“素雲你寫散文呢?看不出啊,你還是個才女。只是這形容有些不恰當,你確定我是一股清流?不是泥石流?”
素云:……
“小主,什麼叫泥石流?”
“就是下大暴雨,然後山就塌了,泥水啊石頭啊都往下滑落,形成了一股可怕洪流,具體用在我身上,就是說我傻大膽,在這一派優雅的後宮中,顯得格外粗俗土氣。”
素云:……
“小主不是這樣的人,奴婢知道您向來有自知之明,但這話明顯是謙虛,不是自知。奴婢覺著您很好,比任何人都好。這是發自肺腑的,若說奴婢只是拍馬屁,叫我天打雷劈……”
“我的媽,快打住。”寧溪月連忙捂住了素雲嘴巴:“咱們就是開個玩笑,怎麼連天打雷劈都出來了?不用,真不用這樣。
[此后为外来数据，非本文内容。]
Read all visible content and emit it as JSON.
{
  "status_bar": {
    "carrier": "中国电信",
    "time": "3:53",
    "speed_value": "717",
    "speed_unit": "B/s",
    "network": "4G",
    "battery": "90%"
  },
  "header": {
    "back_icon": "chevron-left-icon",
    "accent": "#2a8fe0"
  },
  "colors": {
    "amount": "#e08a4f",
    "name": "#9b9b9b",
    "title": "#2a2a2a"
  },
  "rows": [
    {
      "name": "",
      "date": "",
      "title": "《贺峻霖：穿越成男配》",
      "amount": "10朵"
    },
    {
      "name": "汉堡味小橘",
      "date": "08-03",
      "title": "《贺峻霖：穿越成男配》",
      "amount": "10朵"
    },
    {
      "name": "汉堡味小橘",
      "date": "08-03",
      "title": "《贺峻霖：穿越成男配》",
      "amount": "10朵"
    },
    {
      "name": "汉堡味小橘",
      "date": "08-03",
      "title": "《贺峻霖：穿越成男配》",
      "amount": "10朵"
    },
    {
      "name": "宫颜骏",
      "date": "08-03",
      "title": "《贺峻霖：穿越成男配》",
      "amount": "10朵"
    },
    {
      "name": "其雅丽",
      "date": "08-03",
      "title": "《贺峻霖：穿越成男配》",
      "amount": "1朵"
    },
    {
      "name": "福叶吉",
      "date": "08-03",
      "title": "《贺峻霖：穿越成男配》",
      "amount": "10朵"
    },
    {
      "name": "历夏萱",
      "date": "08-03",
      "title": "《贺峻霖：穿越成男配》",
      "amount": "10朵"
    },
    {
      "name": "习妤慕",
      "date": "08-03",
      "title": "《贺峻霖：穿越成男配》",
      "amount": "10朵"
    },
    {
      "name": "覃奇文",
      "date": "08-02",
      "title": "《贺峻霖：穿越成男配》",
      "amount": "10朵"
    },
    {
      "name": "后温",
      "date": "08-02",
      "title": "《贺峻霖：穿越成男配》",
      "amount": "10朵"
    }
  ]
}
”
主僕兩個說笑著回到照月軒,卻見奴才們都站在院子裡,寧溪月納悶道:“幹什麼?可是皇上又命人賞賜東西了?”
眾人一聽這話,都鬆了口氣,姜德海便上前苦笑道:“我的主子,您倒是有心情盡想好事兒,不知道奴才們擔心成什麼樣,生怕您在洛嬪娘娘那裡吃虧。”
“嗨!原來是這個,有什麼可擔心的?”寧溪月揮揮手:“沒事兒,洛嬪娘娘又不是饕餮,能吃了我。剩下的,吃點虧就吃點虧唄,俗語說得好,吃虧是福,懂嗎?”
“是是是,小主平安回來就好。”
姜德海抹了把頭上汗水,他這一句話,倒讓寧溪月又想起一事,連忙將素雲拽到一邊,輕聲道:“說起來,我如今是貴人了,就算皇后皇貴妃,也不能隨便賞賜我一丈紅了吧?”
素雲愣了一下,才想起一丈紅指的是什麼,忙笑道:“是,小主不必擔心。您如今不會隨便就領到一丈紅了,除非皇上發話。”
“我覺著皇上不會這麼無情,真要是厭煩了我,大不了一杯毒酒,何必這般折磨……好好好,我知道,我不烏鴉嘴。”
素云:……你知道?這話我才聽過多長時間,你就又犯了老毛病?完了,我看小主這個愛好是不會改了。
寧溪月平安歸來,照月軒立刻恢復了先前的歡快氣氛,除了秋桂,所有奴才都聚在屋裡,寧溪月便對春草道:“你在這兒做什麼?去看看秋桂怎麼樣,順便告訴她,就說我從洛嬪娘娘那裡回來了,無驚無險,娘娘也沒把我怎麼樣,讓她不用擔心。”